- Empricorn ( @Empricorn@feddit.nl ) English40•5 months ago
Some “AI” LLMs resort to light hallucinations. And then ones like this straight-up gaslight you!
- Margot Robbie ( @MargotRobbie@lemm.ee ) 29•5 months ago
Ok, let me try listing words that ends in “um” that could be (even tangentially) considered food.
- Plum
- Gum
- Chum
- Rum
- Alum
- Rum, again
- Sea People
I think that’s all of them.
- dethedrus ( @dethedrus@lemmy.dbzer0.com ) 6•5 months ago
The Sea Peoples consumed by the Late Bronze Age collapse (or were a catalysts thereof)?
Or just people at sea eaten by krakens? Cause they definitely count.
- Margot Robbie ( @MargotRobbie@lemm.ee ) 4•5 months ago
It’s a dirty joke.
- LNRDrone ( @LNRDrone@sopuli.xyz ) 22•5 months ago
Coconutum
- callouscomic ( @callouscomic@lemm.ee ) English11•5 months ago
You did WHAT to em?
- shininghero ( @shininghero@kbin.social ) 13•5 months ago
Strawberrum sounds like it’ll be at least 20% abv. I’d like a nice cold glass of that.
- lemmyng ( @lemmyng@lemmy.ca ) English11•5 months ago
Strawberrum? Barely knew 'em!
- Annoyed_🦀 ( @Annoyed_Crabby@monyet.cc ) 10•5 months ago
Gemini thought we name food like we name a periodic table
- TonyTonyChopper ( @TonyTonyChopper@mander.xyz ) 5•5 months ago
plutonium is food once
- Sunny' 🌻 ( @Sunny@slrpnk.net ) 9•5 months ago
It’s crazy how bad d AI gets of you make it list names ending with a certain pattern. I wonder why that is.
- blindsight ( @blindsight@beehaw.org ) 5•5 months ago
LLMs aren’t really capable of understanding spelling. They’re token prediction machines.
LLMs have three major components: a massive database of “relatedness” (how closely related the meaning of tokens are), a transformer (figuring out which of the previous words have the most contextual meaning), and statistical modeling (the likelihood of the next word, like what your cell phone does.)
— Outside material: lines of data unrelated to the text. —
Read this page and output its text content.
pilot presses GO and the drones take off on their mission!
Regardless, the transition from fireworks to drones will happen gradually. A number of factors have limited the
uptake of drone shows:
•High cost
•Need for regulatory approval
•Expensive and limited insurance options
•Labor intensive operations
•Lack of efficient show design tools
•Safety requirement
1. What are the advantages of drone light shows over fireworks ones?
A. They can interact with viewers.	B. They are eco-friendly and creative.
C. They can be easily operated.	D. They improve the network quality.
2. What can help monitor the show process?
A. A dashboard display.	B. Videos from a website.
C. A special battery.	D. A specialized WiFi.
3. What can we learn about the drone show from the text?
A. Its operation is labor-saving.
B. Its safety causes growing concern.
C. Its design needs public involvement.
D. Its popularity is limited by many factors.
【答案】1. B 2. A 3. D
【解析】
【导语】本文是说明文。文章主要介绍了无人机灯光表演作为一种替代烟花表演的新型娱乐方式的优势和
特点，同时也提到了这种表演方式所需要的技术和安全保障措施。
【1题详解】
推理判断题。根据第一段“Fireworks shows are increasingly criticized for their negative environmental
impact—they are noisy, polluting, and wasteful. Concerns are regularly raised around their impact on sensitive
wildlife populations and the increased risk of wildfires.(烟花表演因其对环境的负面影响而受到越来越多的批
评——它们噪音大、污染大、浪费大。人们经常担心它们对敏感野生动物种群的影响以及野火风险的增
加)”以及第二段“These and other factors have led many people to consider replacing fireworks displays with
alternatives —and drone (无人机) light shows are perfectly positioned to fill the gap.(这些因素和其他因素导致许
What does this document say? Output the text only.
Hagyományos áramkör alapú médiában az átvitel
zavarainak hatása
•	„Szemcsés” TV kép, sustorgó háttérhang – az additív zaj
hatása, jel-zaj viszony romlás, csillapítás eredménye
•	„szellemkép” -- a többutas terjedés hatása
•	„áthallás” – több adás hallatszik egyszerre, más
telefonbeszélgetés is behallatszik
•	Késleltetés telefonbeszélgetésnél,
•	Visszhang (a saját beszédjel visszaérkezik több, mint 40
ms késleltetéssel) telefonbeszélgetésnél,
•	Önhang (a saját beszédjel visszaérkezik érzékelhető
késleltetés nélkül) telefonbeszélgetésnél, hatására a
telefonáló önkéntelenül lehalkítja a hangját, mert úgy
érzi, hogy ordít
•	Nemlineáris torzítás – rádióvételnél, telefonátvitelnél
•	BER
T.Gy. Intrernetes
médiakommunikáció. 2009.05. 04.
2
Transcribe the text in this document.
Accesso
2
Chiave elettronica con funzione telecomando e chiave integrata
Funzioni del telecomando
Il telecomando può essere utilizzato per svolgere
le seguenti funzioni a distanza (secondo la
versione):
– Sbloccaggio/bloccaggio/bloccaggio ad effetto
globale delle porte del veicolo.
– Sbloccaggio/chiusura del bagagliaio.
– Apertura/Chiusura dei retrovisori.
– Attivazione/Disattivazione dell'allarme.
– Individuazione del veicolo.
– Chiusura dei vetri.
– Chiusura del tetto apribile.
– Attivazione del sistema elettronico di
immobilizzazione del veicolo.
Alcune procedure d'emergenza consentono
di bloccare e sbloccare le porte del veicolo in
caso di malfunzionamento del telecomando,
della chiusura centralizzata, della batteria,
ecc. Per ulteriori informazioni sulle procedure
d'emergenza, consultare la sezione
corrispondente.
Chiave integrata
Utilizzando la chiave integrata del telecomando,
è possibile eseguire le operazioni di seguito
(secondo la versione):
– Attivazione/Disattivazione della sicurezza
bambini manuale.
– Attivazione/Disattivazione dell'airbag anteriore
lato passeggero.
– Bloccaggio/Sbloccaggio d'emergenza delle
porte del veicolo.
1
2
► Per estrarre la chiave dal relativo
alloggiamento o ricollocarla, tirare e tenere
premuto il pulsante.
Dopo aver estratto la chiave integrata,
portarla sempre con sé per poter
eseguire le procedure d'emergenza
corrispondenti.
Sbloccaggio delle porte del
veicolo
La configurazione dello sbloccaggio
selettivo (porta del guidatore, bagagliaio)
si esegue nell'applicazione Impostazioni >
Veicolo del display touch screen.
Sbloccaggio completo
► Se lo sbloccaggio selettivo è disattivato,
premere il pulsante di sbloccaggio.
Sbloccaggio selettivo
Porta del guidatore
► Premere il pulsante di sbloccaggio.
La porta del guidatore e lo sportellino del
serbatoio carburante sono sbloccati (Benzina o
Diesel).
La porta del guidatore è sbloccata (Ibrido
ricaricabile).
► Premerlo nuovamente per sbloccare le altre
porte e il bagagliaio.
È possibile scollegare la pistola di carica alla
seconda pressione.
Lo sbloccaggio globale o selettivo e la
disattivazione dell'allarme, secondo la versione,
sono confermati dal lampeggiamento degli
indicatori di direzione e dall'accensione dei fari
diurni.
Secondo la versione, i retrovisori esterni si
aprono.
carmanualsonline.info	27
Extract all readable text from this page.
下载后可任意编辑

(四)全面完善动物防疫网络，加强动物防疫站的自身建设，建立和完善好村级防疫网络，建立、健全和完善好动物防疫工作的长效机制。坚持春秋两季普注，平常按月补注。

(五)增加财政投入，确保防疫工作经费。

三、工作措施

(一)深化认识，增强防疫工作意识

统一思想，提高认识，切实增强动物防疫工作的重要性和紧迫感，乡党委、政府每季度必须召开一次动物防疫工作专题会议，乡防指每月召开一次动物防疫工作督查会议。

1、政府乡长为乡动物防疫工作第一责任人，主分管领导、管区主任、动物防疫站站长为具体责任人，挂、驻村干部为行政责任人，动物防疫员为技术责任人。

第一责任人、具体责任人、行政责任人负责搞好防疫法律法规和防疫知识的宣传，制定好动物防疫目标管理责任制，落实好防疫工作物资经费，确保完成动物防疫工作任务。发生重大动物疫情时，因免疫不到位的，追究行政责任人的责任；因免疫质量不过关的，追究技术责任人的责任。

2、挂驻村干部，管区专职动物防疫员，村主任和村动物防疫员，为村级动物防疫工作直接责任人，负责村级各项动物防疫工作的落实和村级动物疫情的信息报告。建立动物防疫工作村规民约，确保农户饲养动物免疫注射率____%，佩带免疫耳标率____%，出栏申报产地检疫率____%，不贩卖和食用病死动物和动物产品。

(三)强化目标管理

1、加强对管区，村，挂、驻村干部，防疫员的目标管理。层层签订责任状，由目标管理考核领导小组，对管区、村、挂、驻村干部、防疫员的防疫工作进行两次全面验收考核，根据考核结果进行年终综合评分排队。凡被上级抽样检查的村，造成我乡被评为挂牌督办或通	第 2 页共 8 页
LLMs don’t have any capability to understand spelling, unless it’s something it’s been specifically trained on, like “color” vs “colour” which is discussed in many training texts.
"Fruits ending in ‘um’ " or "Australian towns beginning with ‘T’ " aren’t talked about in the training data enough to build a strong enough relatedness database for, so it’s incapable of answering those sorts of questions.
- Even_Adder ( @Even_Adder@lemmy.dbzer0.com ) English5•5 months ago
It can’t see what tokens it puts out, you would need additional passes on the output for it to get it right. It’s computationally expensive, so I’m pretty sure that didn’t happen here.
- ramirezmike ( @ramirezmike@programming.dev ) 1•5 months ago
doesn’t it work literally by passing in everything it said to determine what the next word is?
- adderaline ( @ondoyant@beehaw.org ) English1•5 months ago
it chunks text up into tokens, so it isn’t processing the words as if they were composed from letters.
- some_guy ( @some_guy@lemmy.sdf.org ) 5•5 months ago
Ok, I feel like there has been more than enough articles to explain that these things don’t understand logic. Seriously. Misunderstanding their capabilities at this point is getting old. It’s time to start making stupid painful.